Volunteers like Ms. Kim are tested to ensure they don’t carry the antibody against rhinovirus 39 and then are infected. After that, they are given a variety of tests over several weeks, including nasal scrapes and washings, breathing tests and two bronchoscopies (inserting a scope into the lungs, administered under sedation).

No wonder it’s not that easy to attract subjects, especially since the university’s Conjoint Health Research Ethics Board doesn’t allow the lab to pay volunteers. (They may be reimbursed for expenses and sometimes a little for lost time at a job, but nothing that would make a raging head cold seem worthwhile if you were in it just for the money.)

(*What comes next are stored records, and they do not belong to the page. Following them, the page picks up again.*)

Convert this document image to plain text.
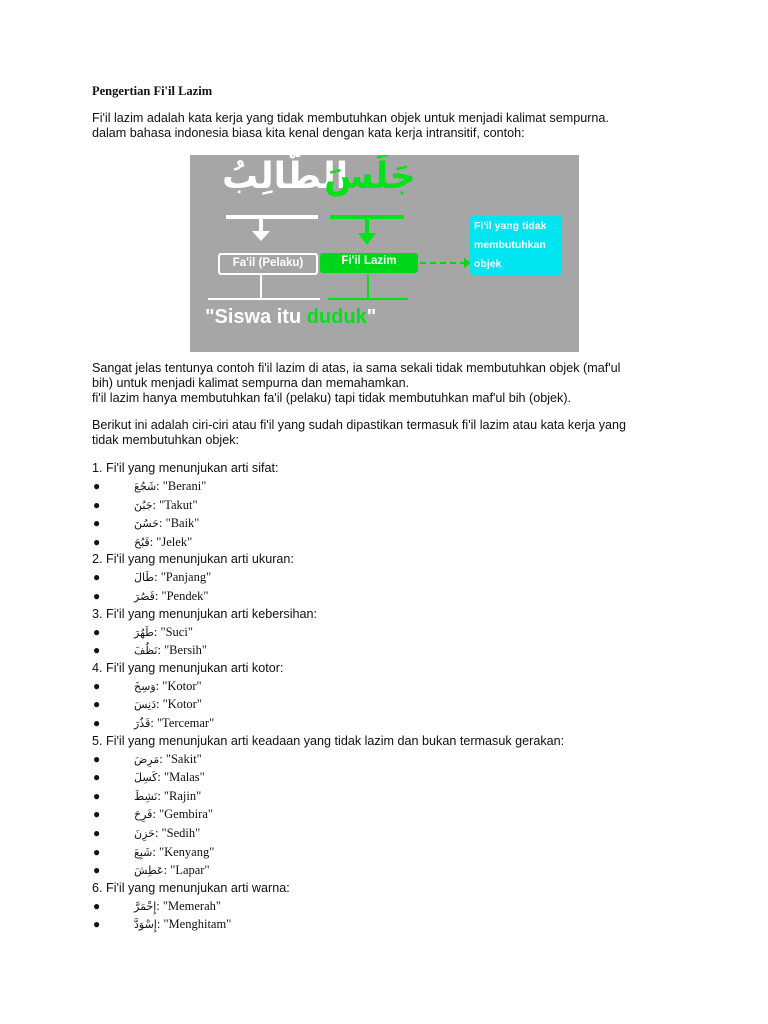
Pengertian Fi'il Lazim

Fi'il lazim adalah kata kerja yang tidak membutuhkan objek untuk menjadi kalimat sempurna.

dalam bahasa indonesia biasa kita kenal dengan kata kerja intransitif, contoh:

الطَّالِبُ
جَلَسَ
Fa'il (Pelaku)	Fi'il Lazim
Fi'il yang tidak
membutuhkan
objek
"Siswa itu duduk"

Sangat jelas tentunya contoh fi'il lazim di atas, ia sama sekali tidak membutuhkan objek (maf'ul

bih) untuk menjadi kalimat sempurna dan memahamkan.

fi'il lazim hanya membutuhkan fa'il (pelaku) tapi tidak membutuhkan maf'ul bih (objek).

Berikut ini adalah ciri-ciri atau fi'il yang sudah dipastikan termasuk fi'il lazim atau kata kerja yang

tidak membutuhkan objek:

1. Fi'il yang menunjukan arti sifat:
●	شَجُعَ: "Berani"
●	جَبُنَ: "Takut"
●	حَسُنَ: "Baik"
●	قَبُحَ: "Jelek"
2. Fi'il yang menunjukan arti ukuran:
●	طَالَ: "Panjang"
●	قَصُرَ: "Pendek"
3. Fi'il yang menunjukan arti kebersihan:
●	طَهُرَ: "Suci"
●	نَظُفَ: "Bersih"
4. Fi'il yang menunjukan arti kotor:
●	وَسِخَ: "Kotor"
●	دَنِسَ: "Kotor"
●	قَذُرَ: "Tercemar"
5. Fi'il yang menunjukan arti keadaan yang tidak lazim dan bukan termasuk gerakan:
●	مَرِضَ: "Sakit"
●	كَسِلَ: "Malas"
●	نَشِطَ: "Rajin"
●	فَرِحَ: "Gembira"
●	حَزِنَ: "Sedih"
●	شَبِعَ: "Kenyang"
●	عَطِشَ: "Lapar"
6. Fi'il yang menunjukan arti warna:
●	إِحْمَرَّ: "Memerah"
●	إِسْوَدَّ: "Menghitam"
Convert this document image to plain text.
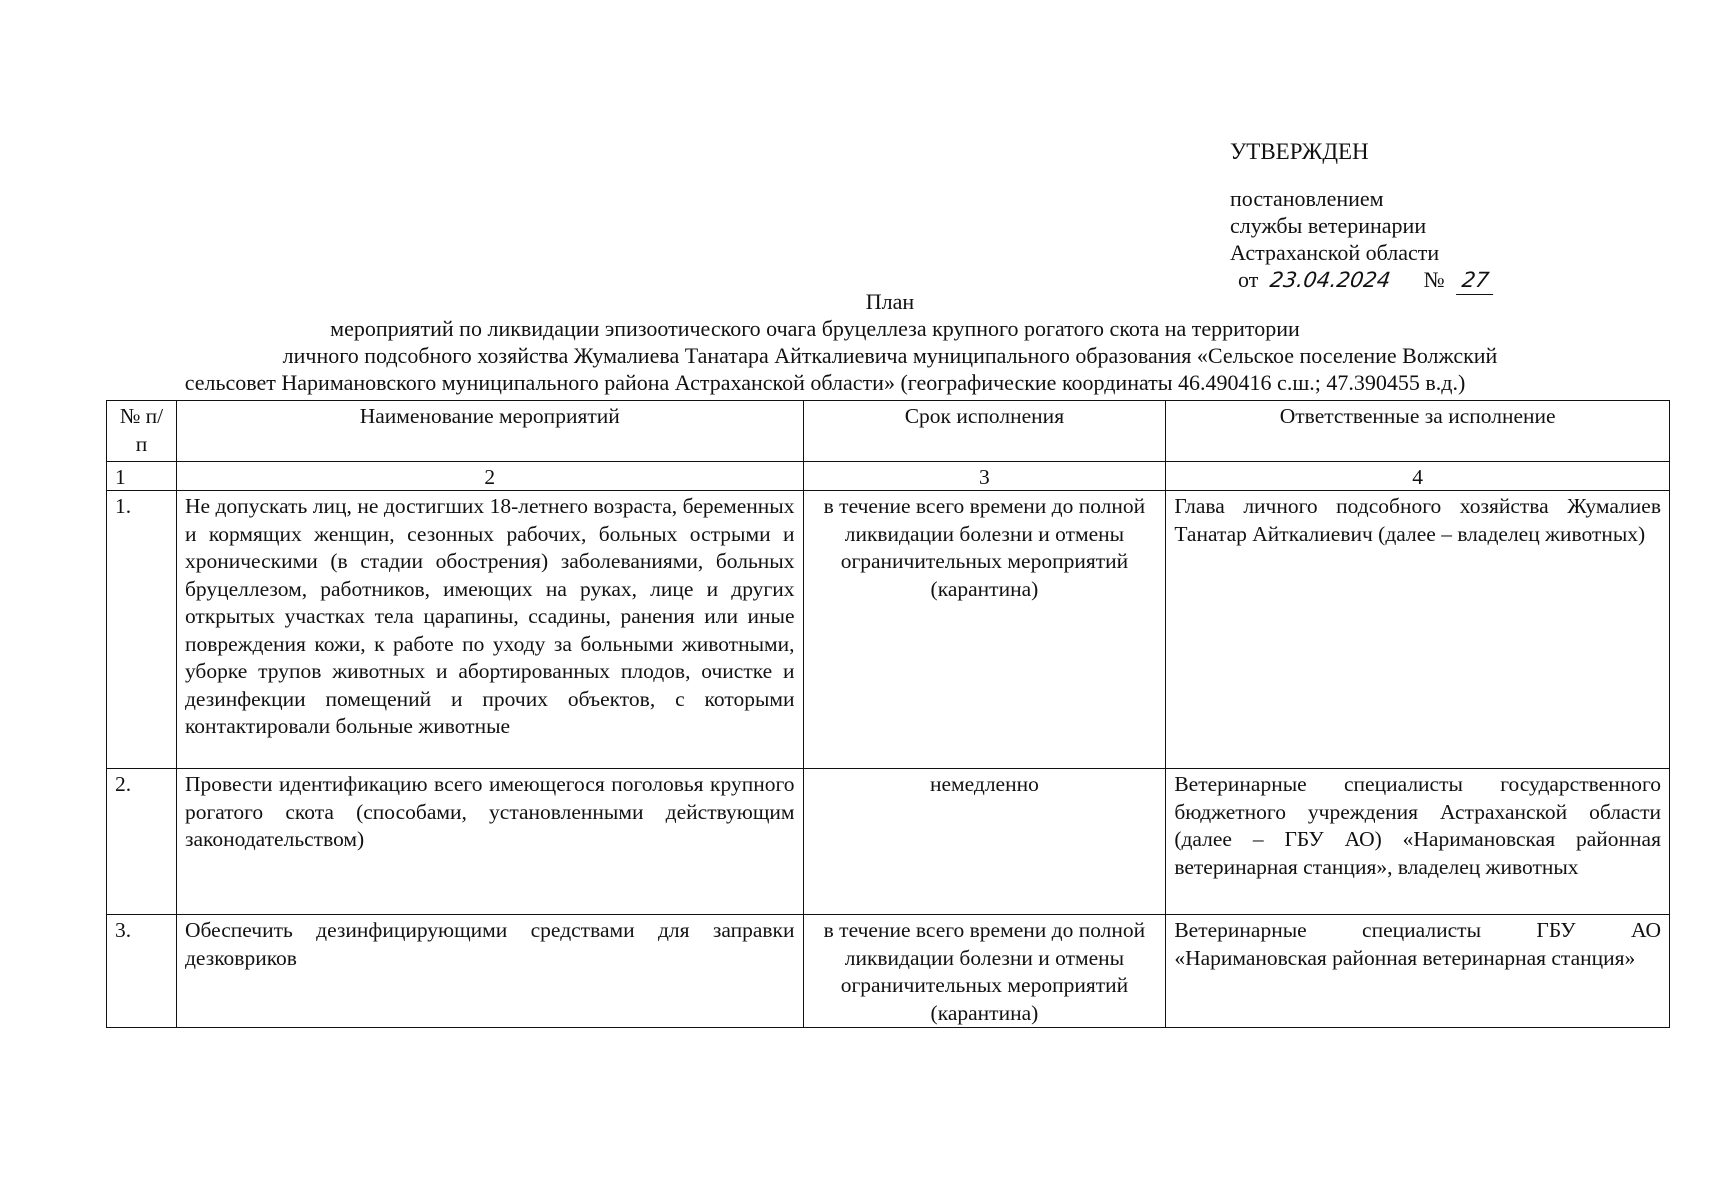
УТВЕРЖДЕН
постановлением
службы ветеринарии
Астраханской области
от 23.04.2024 № 27
План
мероприятий по ликвидации эпизоотического очага бруцеллеза крупного рогатого скота на территории
личного подсобного хозяйства Жумалиева Танатара Айткалиевича муниципального образования «Сельское поселение Волжский
сельсовет Наримановского муниципального района Астраханской области» (географические координаты 46.490416 с.ш.; 47.390455 в.д.)
№ п/п	Наименование мероприятий	Срок исполнения	Ответственные за исполнение
1	2	3	4
1.	Не допускать лиц, не достигших 18-летнего возраста, беременных и кормящих женщин, сезонных рабочих, больных острыми и хроническими (в стадии обострения) заболеваниями, больных бруцеллезом, работников, имеющих на руках, лице и других открытых участках тела царапины, ссадины, ранения или иные повреждения кожи, к работе по уходу за больными животными, уборке трупов животных и абортированных плодов, очистке и дезинфекции помещений и прочих объектов, с которыми контактировали больные животные	в течение всего времени до полной ликвидации болезни и отмены ограничительных мероприятий (карантина)	Глава личного подсобного хозяйства Жумалиев Танатар Айткалиевич (далее – владелец животных)
2.	Провести идентификацию всего имеющегося поголовья крупного рогатого скота (способами, установленными действующим законодательством)	немедленно	Ветеринарные специалисты государственного бюджетного учреждения Астраханской области (далее – ГБУ АО) «Наримановская районная ветеринарная станция», владелец животных
3.	Обеспечить дезинфицирующими средствами для заправки дезковриков	в течение всего времени до полной ликвидации болезни и отмены ограничительных мероприятий (карантина)	Ветеринарные специалисты ГБУ АО «Наримановская районная ветеринарная станция»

“Understandably, people say, ‘You’re going to give me a cold? Why would I want that?’ says Curtis Dumonceaux, a respiratory therapist and clinical research coordinator at the lab. “It can be hard to find people. Most of our volunteers have a sense of altruism. They want to help others in the future, and many of them know someone with a respiratory illness.”

That was the case with Ms. Kim, who admits the whole process wasn’t much fun. “Oh yeah, I had a really good head cold, all mucussy and headachy.” But she adds, “I live with a chronic health issue myself: fibromyalgia. Since I hope there will one day be new treatments for that, I’m willing to help others who suffer from health conditions.”